XtremeCloud Data Grid-web
Concept of Operations
Replication Tiers
The XtremeCloud Data Grid consists of three (3) distinct tiers of bi-directional replication (BDR) between Cloud Service Providers (CSP) or between a CSP and an on-premise private cloud.
The first tier is the cluster of relational databases, at each Cloud Service Provider (CSP) that underlies our XtremeCloud applications. We refer to this tier as XtremeCloud Data Grid-db. The supported databases are shown in the XtremeCloud Applications Certification Matrix.
The second data replication tier is the web cache tier, XtremeCloud Data Grid-web.
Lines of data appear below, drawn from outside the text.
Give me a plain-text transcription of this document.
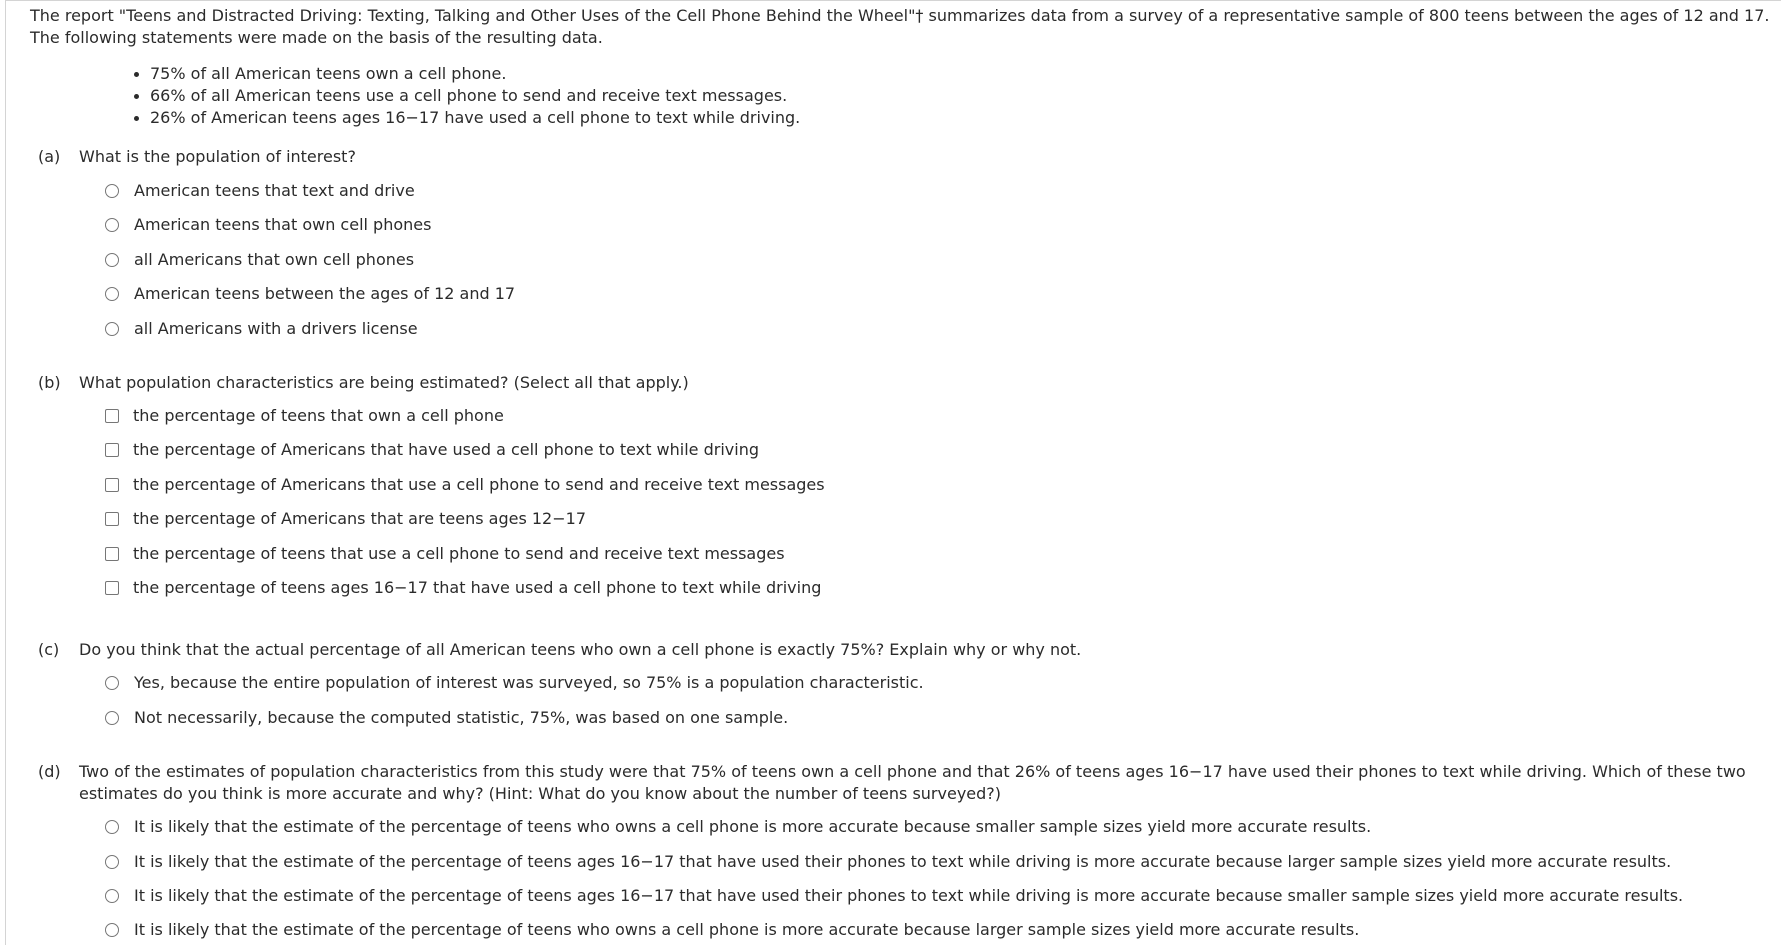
The report "Teens and Distracted Driving: Texting, Talking and Other Uses of the Cell Phone Behind the Wheel"† summarizes data from a survey of a representative sample of 800 teens between the ages of 12 and 17. The following statements were made on the basis of the resulting data.

75% of all American teens own a cell phone.
66% of all American teens use a cell phone to send and receive text messages.
26% of American teens ages 16−17 have used a cell phone to text while driving.
(a) What is the population of interest?
American teens that text and drive
American teens that own cell phones
all Americans that own cell phones
American teens between the ages of 12 and 17
all Americans with a drivers license
(b) What population characteristics are being estimated? (Select all that apply.)
the percentage of teens that own a cell phone
the percentage of Americans that have used a cell phone to text while driving
the percentage of Americans that use a cell phone to send and receive text messages
the percentage of Americans that are teens ages 12−17
the percentage of teens that use a cell phone to send and receive text messages
the percentage of teens ages 16−17 that have used a cell phone to text while driving
(c) Do you think that the actual percentage of all American teens who own a cell phone is exactly 75%? Explain why or why not.
Yes, because the entire population of interest was surveyed, so 75% is a population characteristic.
Not necessarily, because the computed statistic, 75%, was based on one sample.
(d) Two of the estimates of population characteristics from this study were that 75% of teens own a cell phone and that 26% of teens ages 16−17 have used their phones to text while driving. Which of these two estimates do you think is more accurate and why? (Hint: What do you know about the number of teens surveyed?)
It is likely that the estimate of the percentage of teens who owns a cell phone is more accurate because smaller sample sizes yield more accurate results.
It is likely that the estimate of the percentage of teens ages 16−17 that have used their phones to text while driving is more accurate because larger sample sizes yield more accurate results.
It is likely that the estimate of the percentage of teens ages 16−17 that have used their phones to text while driving is more accurate because smaller sample sizes yield more accurate results.
It is likely that the estimate of the percentage of teens who owns a cell phone is more accurate because larger sample sizes yield more accurate results.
XtremeCloud Data Grid-web Cross-Cloud or Cross-Region Replication
XtremeCloud SSO uses XtremeCloud Data Grid-web for the replication of web cache data between, or within, the Cloud Service Providers (CSP). We use the Remote Client-Server Mode which provides a managed, distributed, and clusterable data grid server. This is depicted in the Enterprise Deployment Diagram.
Note: XtremeCloud SSO Version 3.0.1 uses Infinispan 9.3.1 for client purposes and calls the remote Kubernetes service for XtremeCloud Data Grid-web Version 3.0.1, which is based on Infinispan 9.3.3. For a complete list compatibilities, please refer to the Certification Matrix.
Let’s look at a typical scenario and discuss the interactions between XtremeCloud SSO and XtremeCloud Data Grid-web.
In a typical scenario, an end user’s browser sends HTTPS request to a front-end load balancer service. In XtremeCloud applications this is either an NGINX Kubernete Ingress Controller (KIC) or an Aspen Mesh (Istio) Gateway.
The NGINX KIC, as an example, terminates SSL and forwards unencrypted HTTP requests to the underlying XtremeCloud SSO Kubernetes pods, which are spread amongst multiple CSPs. Our certified Global Services Load Balancers (GSLB) provide sticky sessions, which means that HTTPS requests from one user’s browser is always forwarded to the same XtremeCloud SSO instance in the same Cloud Service Provider (CSP) or on-premise data center.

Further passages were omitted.